Route 53 PHZ Gateway is a Logical Resource
Similar to AWS Transit Gateway which simplified the meshed VPC association approach (performed by VPC Peering) via a simplified hub and spoke approach, the Route 53 PHZ Gateway can simplify PHZ-VPC association. However, in comparison to AWS Transit Gateway, Route 53 PHZ Gateway is only a logical resource and not a compute resource (i.e. it does not process DNS resolution queries).
For the sake of simplicity, the above architectural diagram does not display AWS Account boundaries. Each of the above VPCs can very well belong to separate AWS accounts and Route 53 PHZ Gateway shall be shareable with other accounts in AWS Organizations using AWS Resource Access Manager (RAM) to allow associations in a multi-account architecture.
A Managed Service
The proposed Route 53 PHZ Gateway is only used to simplify the process of PHZ-VPC associations from the customer’s perspective.
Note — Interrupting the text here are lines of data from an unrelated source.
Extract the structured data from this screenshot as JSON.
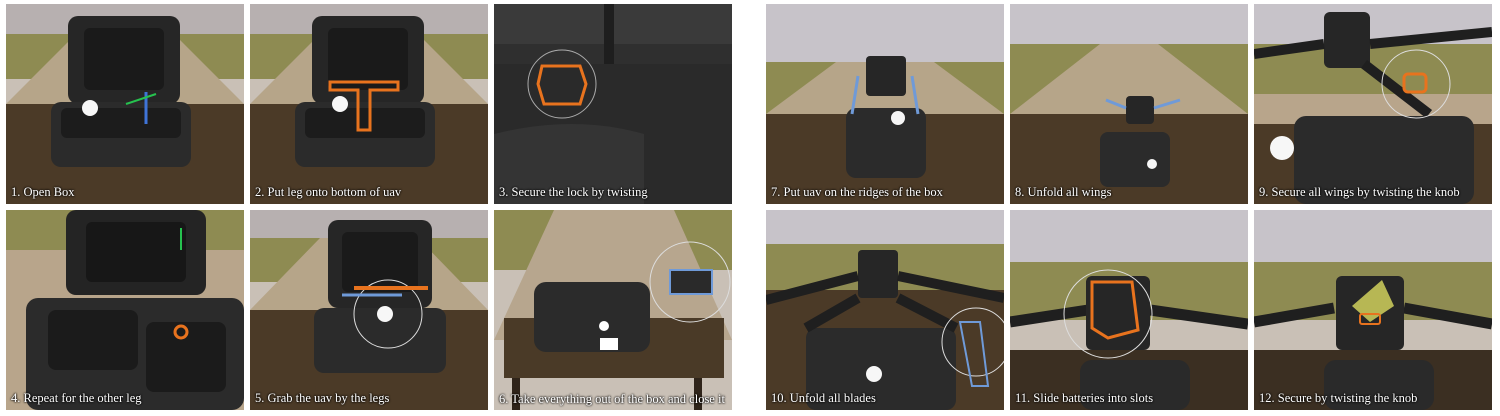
{
  "panels": [
    {
      "id": 1,
      "caption": "1. Open Box",
      "scene": "box-open"
    },
    {
      "id": 2,
      "caption": "2. Put leg onto bottom of uav",
      "scene": "box-open-leg"
    },
    {
      "id": 3,
      "caption": "3. Secure the lock by twisting",
      "scene": "closeup-lock"
    },
    {
      "id": 4,
      "caption": "4. Repeat for the other leg",
      "scene": "box-closeup"
    },
    {
      "id": 5,
      "caption": "5. Grab the uav by the legs",
      "scene": "box-open-grab"
    },
    {
      "id": 6,
      "caption": "6. Take everything out of the box and close it",
      "scene": "box-closed-table"
    },
    {
      "id": 7,
      "caption": "7. Put uav on the ridges of the box",
      "scene": "uav-on-box"
    },
    {
      "id": 8,
      "caption": "8. Unfold all wings",
      "scene": "uav-wings"
    },
    {
      "id": 9,
      "caption": "9. Secure all wings by twisting the knob",
      "scene": "uav-knob"
    },
    {
      "id": 10,
      "caption": "10. Unfold all blades",
      "scene": "uav-blades"
    },
    {
      "id": 11,
      "caption": "11. Slide batteries into slots",
      "scene": "uav-battery"
    },
    {
      "id": 12,
      "caption": "12. Secure by twisting the knob",
      "scene": "uav-battery-knob"
    }
  ],
  "colors": {
    "sky_top": "#b8b3b8",
    "sky_bottom": "#dcd6d2",
    "grass": "#8a8a4e",
    "dirt": "#b9a68a",
    "table": "#4a3a28",
    "box": "#2a2a2a",
    "highlight_orange": "#e8731e",
    "highlight_blue": "#6f9ad8",
    "highlight_yellow": "#c8c85a"
  }
}
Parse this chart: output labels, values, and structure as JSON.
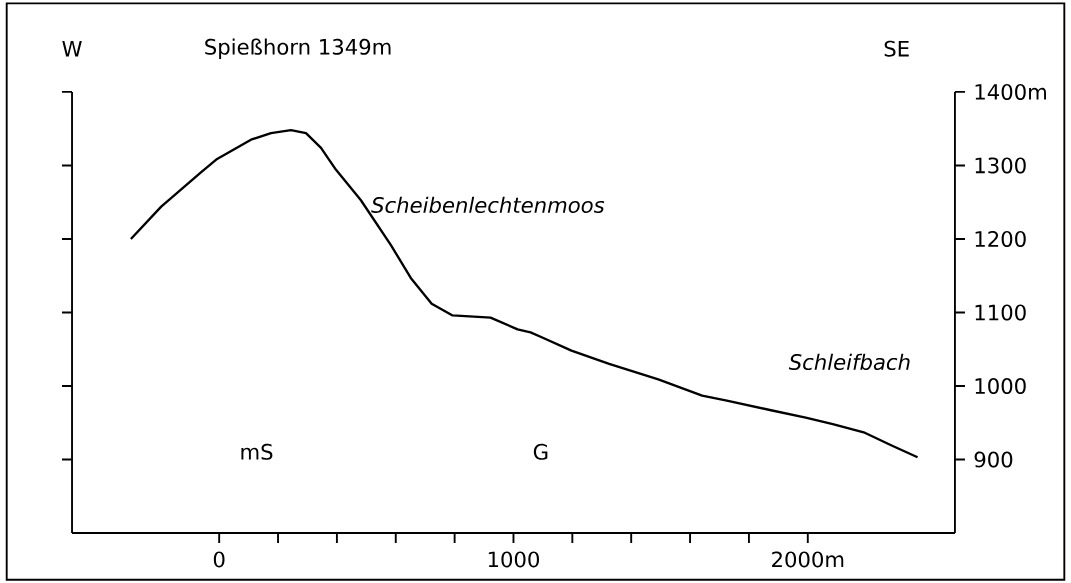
{
  "chart_data": {
    "type": "line",
    "annotations": [
      "W",
      "Spießhorn 1349m",
      "SE",
      "Scheibenlechtenmoos",
      "Schleifbach",
      "mS",
      "G"
    ],
    "x": [
      -300,
      -197,
      -61,
      -10,
      108,
      176,
      244,
      295,
      346,
      397,
      481,
      583,
      651,
      722,
      793,
      922,
      1014,
      1058,
      1092,
      1197,
      1325,
      1492,
      1641,
      1725,
      1875,
      1993,
      2085,
      2190,
      2285,
      2373
    ],
    "series": [
      {
        "color": "#000000",
        "values": [
          1200,
          1244,
          1291,
          1308,
          1335,
          1344,
          1348,
          1344,
          1324,
          1294,
          1253,
          1192,
          1147,
          1112,
          1096,
          1093,
          1077,
          1073,
          1067,
          1048,
          1030,
          1009,
          987,
          980,
          967,
          957,
          948,
          937,
          919,
          903
        ]
      }
    ],
    "xlim": [
      -500,
      2500
    ],
    "ylim": [
      800,
      1400
    ],
    "xticks": [
      0,
      {
        "value": 200,
        "label": null
      },
      {
        "value": 400,
        "label": null
      },
      {
        "value": 600,
        "label": null
      },
      {
        "value": 800,
        "label": null
      },
      1000,
      {
        "value": 1200,
        "label": null
      },
      {
        "value": 1400,
        "label": null
      },
      {
        "value": 1600,
        "label": null
      },
      {
        "value": 1800,
        "label": null
      },
      {
        "value": 2000,
        "label": "2000m"
      }
    ],
    "yticks": [
      900,
      1000,
      1100,
      1200,
      1300,
      {
        "value": 1400,
        "label": "1400m"
      }
    ],
    "grid": false,
    "line_style": "solid"
  }
}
From the AWS’ perspective, the underlying PHZ-VPC associations remain the same. With the proposed Gateway, the responsibility of managing a large number of PHZ-VPC associations migrates from customers to AWS and makes Route 53 PHZ Gateway a managed service.
Conclusion
The current process of Route 53 PHZ-VPC association is a not a scalable solution and the onus is on the customer to perform the associations correctly. Failure to do so can result in widespread DNS disruption. Therefore, a managed association solution from AWS can remove the risk of such disruption and would encourage customers to adopt the prescribed “Share and associate” architecture risk free.